Intimità, mancanza di vincoli, assenza di storia: un puro diario, senza mai trattenersi, senza controllare ossessioni, idiosincrasie, ansie e dolori che tornano alla mente, prese di posizione, riappacificazioni o distanze acquisite. Penso a questo quando mi trovo tra le mani per la prima volta gli acquerelli dipinti da Salvatore Palazzo. Una casa che arde producendo alte fiamme dai colori cangianti ne è in qualche modo il centro, il tormentato leitmotiv a cui le opere sembrano ancorate, e che risulta difficile dimenticare. Una casa in preda alle fiamme che brucia in mille modi, forse liberatori, forse semplicemente necessari per l’artista, che pare in questo modo spurgare, con la rapidità dell’acquerello, un’angoscia che lo opprime, dopo aver trovato nella carta e nei colori liquidi i fedeli compagni di viaggio. Di certo, per l’artista, queste opere hanno delimitato un perimetro emotivo significativo, uno spazio in cui muoversi liberamente in una condizione di controllo. Questa modalità può sembrare una forma di autoterapia, che potrebbe testimoniare un’iniziale vicinanza emotiva, che viene poi ribaltata in una vista da distante, e, in qualche modo, ‘fuori di sé’.


Sì, sono vittima di una lettura psicologica dei lavori, e mi perdonerete se continuo a sovrapporre a quelle opere una chiave di lettura così invasiva.

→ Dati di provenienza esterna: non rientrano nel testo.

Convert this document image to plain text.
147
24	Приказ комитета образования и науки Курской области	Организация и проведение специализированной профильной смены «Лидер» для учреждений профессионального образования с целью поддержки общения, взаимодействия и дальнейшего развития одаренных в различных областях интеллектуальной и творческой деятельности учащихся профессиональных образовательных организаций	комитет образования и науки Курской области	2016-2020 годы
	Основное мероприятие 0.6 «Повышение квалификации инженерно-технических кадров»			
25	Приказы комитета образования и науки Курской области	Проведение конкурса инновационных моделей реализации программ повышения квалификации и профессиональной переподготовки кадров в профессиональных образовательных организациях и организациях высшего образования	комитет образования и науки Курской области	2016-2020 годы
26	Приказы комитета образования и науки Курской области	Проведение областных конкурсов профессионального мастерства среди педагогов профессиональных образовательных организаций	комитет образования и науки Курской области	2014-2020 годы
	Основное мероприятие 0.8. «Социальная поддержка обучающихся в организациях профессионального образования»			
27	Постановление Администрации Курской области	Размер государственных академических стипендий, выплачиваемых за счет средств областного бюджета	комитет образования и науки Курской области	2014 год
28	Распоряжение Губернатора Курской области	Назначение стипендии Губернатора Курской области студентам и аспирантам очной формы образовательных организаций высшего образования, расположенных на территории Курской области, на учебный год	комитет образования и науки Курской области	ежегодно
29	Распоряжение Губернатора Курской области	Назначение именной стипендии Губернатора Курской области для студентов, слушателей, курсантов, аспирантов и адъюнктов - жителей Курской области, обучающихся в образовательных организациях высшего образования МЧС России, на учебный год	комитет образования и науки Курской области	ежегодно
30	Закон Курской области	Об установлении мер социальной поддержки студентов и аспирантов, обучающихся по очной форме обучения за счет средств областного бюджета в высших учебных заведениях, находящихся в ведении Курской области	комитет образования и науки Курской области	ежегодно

Ma nemmeno io riesco a liberarmi dalle immagini di quella casa in fiamme con il fuoco che esce dalla finestra – che si moltiplica talvolta diventando due o tre – mentre la casa si consuma e il fumo invade la superficie, con snervante puntiglio. Se ne è in qualche modo imprigionati, colpiti dall’estenuante ripetizione del soggetto e dalle variazioni che Palazzo ne trae, dalla sua necessità di portare/costruire dati visivi volendo dare prova di qualcosa, come un’ossessione, che di per sua stessa natura non è argomentabile. Eppure vedo case ed edifici avvolti dal fuoco, vedo cieli incendiati che connetto alle immagini di guerra che ho visto sin da bambino, vedo la casa-archetipo che i bambini disegnano rappresentando inevitabilmente in essa anche la famiglia e le relazioni con le persone più vicine. E poi, per contrapposizione, vedo la distensione, l’orizzonte che, prima o dopo il fuoco, mantiene la sua calma piatta e pacata: sembra raffreddarsi – anche cromaticamente – consolidandosi e diventando placidamente inerte, o trasfigurandosi in elemento liquido, come capita di vedere in alcune opere in cui pare di scorgere un fiume.


In realtà il corpus delle opere che costituiscono Fuoco fluido è caratterizzato nel complesso da un insistito dualismo. Verticalità del fuoco che arde / orizzontalità del contesto. Narrazione accaldata / gelida stasi. Colori caldi delle fiamme / colori freddi del paesaggio. Interni che ardono / esterni quasi ghiacciati. Colore fluido nel centro / margine del foglio perfettamente delimitato. Gli acquerelli sembrano infatti nascere sotto l’impulso di modalità antitetiche, di mondi emotivi che l’osservatore immagina inevitabilmente contrapposti. Benché la scaturigine dell’artista sia semplicemente quella di fissare sulla carta una visione fugace, senza alcuna necessità progettuale preordinata.


Così viene spontaneo, considerato il grande sviluppo della serie, ricostruire una narrazione. Per il ripresentarsi di situazioni simili, per l’analogia del formato o di alcuni elementi figurativi, chi guarda è tentato infatti di ordinare cronologicamente ciò che vede, sviluppando delle micronarrazioni, cercando di associare le immagini e trovare l’àncora di una storia, accostandole in base al soggetto dell’opera o alla loro relazione con un’immagine precedente o successiva. Chi guarda applica cioè un montaggio simile a quanto accade nel cinema, ricombinando i lavori e cercando una possibile linea del racconto grazie a una scansione temporale. Con queste opere di Palazzo l’osservatore sente infatti la necessità di una diegesi, poiché gli acquerelli di Fuoco fluido tendono ad attivare visioni successive: più che ‘contemplative’ sono infatti opere ‘generative’, che abbisognano di un nostro ulteriore lavoro.


Nelle case che si consumano avvolte dalle fiamme, nei cieli che sembrano assistere lontani e impassibili, nel lirico paesaggio gelido e inanimato, l’osservatore diventa inquieto, alla ricerca di un’intima condizione di stasi che non arriva mai però ad abbracciarlo e rassicurarlo. Né prima né dopo la cenere.